What is the average rent in tract 39049007202?

Median gross rent is $1,183/month (ACS 5-year 2023, table B25064). 47% of renter households are cost-burdened.
Q3

What is the poverty rate in tract 39049007202?

16.1% of residents in tract 39049007202 live below the federal poverty line (ACS B17001, 2023). Population: 3,601.
Q4

How socially vulnerable is tract 39049007202?

CDC Social Vulnerability Index ranks this tract in the 55th percentile nationally. Sub-themes: socioeconomic 65th, household 13th, minority 72th, housing 62th.
Q5

Is tract 39049007202 considered part of Easton?

Yes. Per Census Bureau 2020 Block Assignment Files, the plurality of blocks in tract 39049007202 fall within Easton (neighborhood centroid within 1.5 miles, OSM data).
Q6

How many evictions are filed each year in tract 39049007202?

Princeton Eviction Lab recorded 605 eviction filings across 13 validated years in tract 39049007202 (2000-2018). The average annual filing rate is 6.25% of renter households, peaking at 10.0% in 2007. Source: Eviction Lab tract-validated 2024 release.
Q7

Did eviction filings in tract 39049007202 drop during COVID?

Pandemic-era filings ran 1.32× the pre-COVID monthly baseline. Filings ran above pre-pandemic norms. Tracked by the Eviction Lab Eviction Tracking System (Columbus eviction risk, OH), 2020-2021.
Q8

What share of households in tract 39049007202 struggle to pay rent?

About 15.2% of adults in this tract reported housing insecurity (could not pay rent or mortgage in the past 12 months), per the CDC PLACES 2023 model-based small-area estimate. 11.5% also reported utility shutoff threats, a frequent precursor to eviction filings.
Q9

How does tract 39049007202 compare to Columbus overall?

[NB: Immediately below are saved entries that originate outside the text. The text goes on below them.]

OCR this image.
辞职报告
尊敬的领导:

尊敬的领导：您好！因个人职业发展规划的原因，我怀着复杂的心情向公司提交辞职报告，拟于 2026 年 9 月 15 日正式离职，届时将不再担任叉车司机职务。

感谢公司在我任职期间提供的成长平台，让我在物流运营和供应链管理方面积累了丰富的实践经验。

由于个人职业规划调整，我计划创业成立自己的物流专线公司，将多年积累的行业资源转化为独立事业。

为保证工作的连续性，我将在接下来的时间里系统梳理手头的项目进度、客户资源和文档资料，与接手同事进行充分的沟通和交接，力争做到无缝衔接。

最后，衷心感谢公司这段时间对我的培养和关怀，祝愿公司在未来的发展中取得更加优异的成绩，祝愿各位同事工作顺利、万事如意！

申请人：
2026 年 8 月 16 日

Tract 39049007202 scores 4.4/10, higher than the parent city of Columbus at 3.1/10. City-scale signals (state law, local rent controls, court bias) are inherited from Columbus eviction risk; what makes this tract different are its tract-specific economic stress and supply-constraint sub-scores.
Sibling tracts

Highest-risk tracts in Columbus

Top eight tracts in Columbus ranked by composite eviction-risk score.